A common issue I see in student write-ups is that they provide a p-value but only discuss it in relation to one group. Note that these are post hoc comparisons, so the p-values are for comparisons between two groups! So you should be describing the p-value for group1 vs group2, for example. It makes no sense to provide a p-value for a single group.

Welch’s F-test post hoc tests

If you are using Welch’s F-test using the One-Way ANOVA in jamovi, you should select under Post-Hoc Tests Games-Howell (unequal variances). These will be interpreted similarly to the post hoc comparisons above.

Kruskal-Wallis post hoc tests

If you are using the Kruskal-Wallis test, you will select the check-box for DSCF pairwise comparisons. This stands for the Dwass-Steel-Critchlow-Fligner (DSCF) test. All you need to know is that they, too, are interpreted similarly to the post hoc comparisons above.

Planned Contrasts

If you have before-analysis hypotheses of group differences in your data, you will use planned contrasts. You can find the planned contrasts in the ANOVA (but not the one-way ANOVA) setup as a drop-down menu. Unfortunately, you cannot perform contrasts with either the Welch’s F-test or Kruskal-Wallis test.

Note that while I show all six contrasts that jamovi provides, you normally would only perform one contrast. These are just shown for illustrative purposes:

  1. Deviation: compares the effect of each category (except the first category) to the overall experimental effect. The order of categories is alphabetical or numerical order. Notice how anxifree is considered the first category.

  2. Simple: Each category is compared to the first category. The order of categories is alphabetical or numerical order. Notice how anxifree is considered the first category.

  3. Difference: Each category (except the first) is compared to the mean effect of all previous categories.

  4. Helmert: Each category (except the last) is compared to the mean effect of all subsequent categories.

  5. Repeated: Each category is compared to the last category.

  6. Polynomial: Tests trends in the data. It will examine the n-1th degree based on the number of groups. In this case, because we have 3 groups it is testing both a linear (1) and quadratic (2) trend. If we had 5 groups, it would test a linear (1), quadratic (2), cubic (3), and quartic (4) trend. Note that your factor levels must be ordinal for a polynomial contrast to make sense.

Test yourself! Which contrast do you think would make most sense to test given that we want to know how our drug compares to each of the other two drugs?

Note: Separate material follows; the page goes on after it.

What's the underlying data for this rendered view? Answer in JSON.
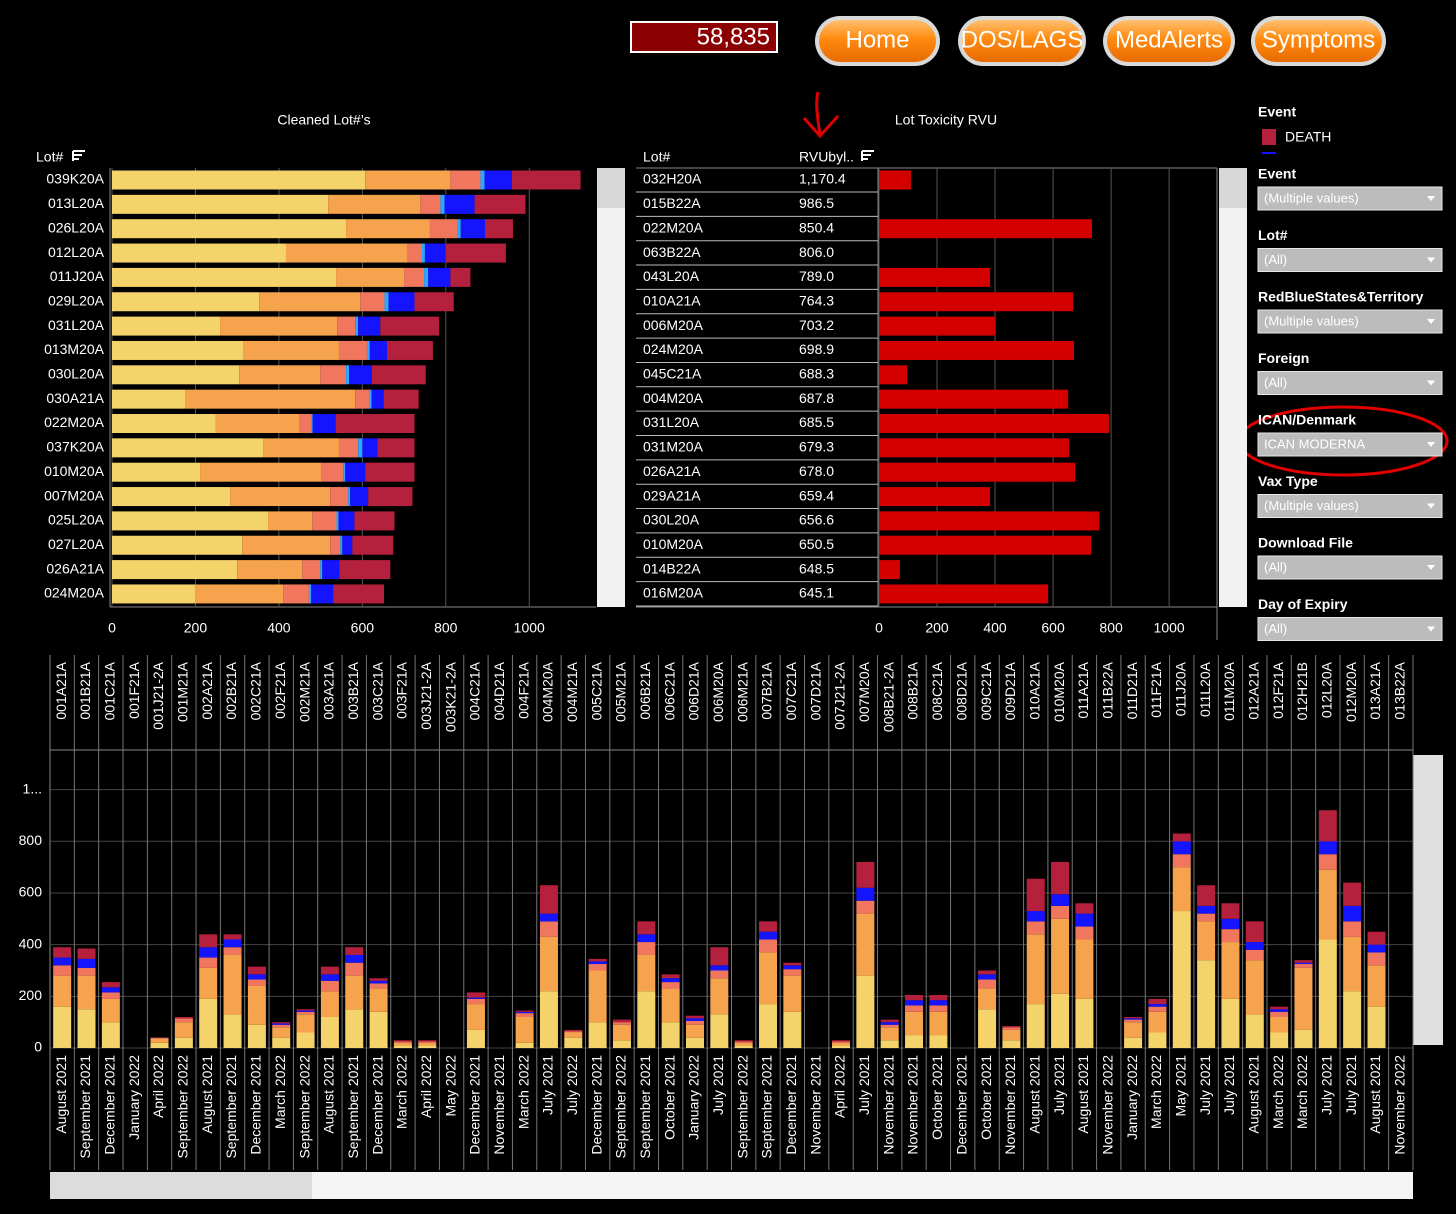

Write up planned contrasts in APA style

Here’s some example write-ups of the above results.

There is a significant difference in mood gain across the three drug conditions, F (2, 15) = 18.61, p < .001. Repeated contrasts showed that Joyzepam (M = 1.48, SD = .21) outperformed both Anxifree (M = .72, SD = .39; t = 4.36, p < .001) and the placebo condition (M = .45, SD = .28; t = 5.88, p < .001).

Note how this next example makes no sense because our data is not ordinal, but here’s an example polynomial write-up:

There is a significant difference in mood gain across the three drug conditions, F (2, 15) = 18.61, p < .001. There was not a significant linear trend across the drug conditions (p = .150).

Additional practice

Open the Sample_Dataset_2014.xlsx file that we will be using for all Your Turn exercises. You can find the dataset here: Sample_Dataset_2014.xlsx Download

Perform one-way ANOVAs based on the following research questions. Check your assumptions and ensure you are using the correct tests.

To get the most out of these exercises, try to first find out the answer on your own and then use the drop-down menus to check your answer.

Note: These are the same questions as in the one-way ANOVA chapter, but now you focus on the group differences.

  1. Does students differ on English scores by rank (i.e., freshmen, sophomore, junior, senior)?

    • Perform Tukey’s post hoc tests. What are the results of the post hoc comparison?
  2. Does smoking status (Smoking: Nonsmoker = 0, Past smoker = 1, Current smoker = 2) relate to sprint time?

    • Perform Tukey’s post hoc tests. What are the results of the post hoc comparison?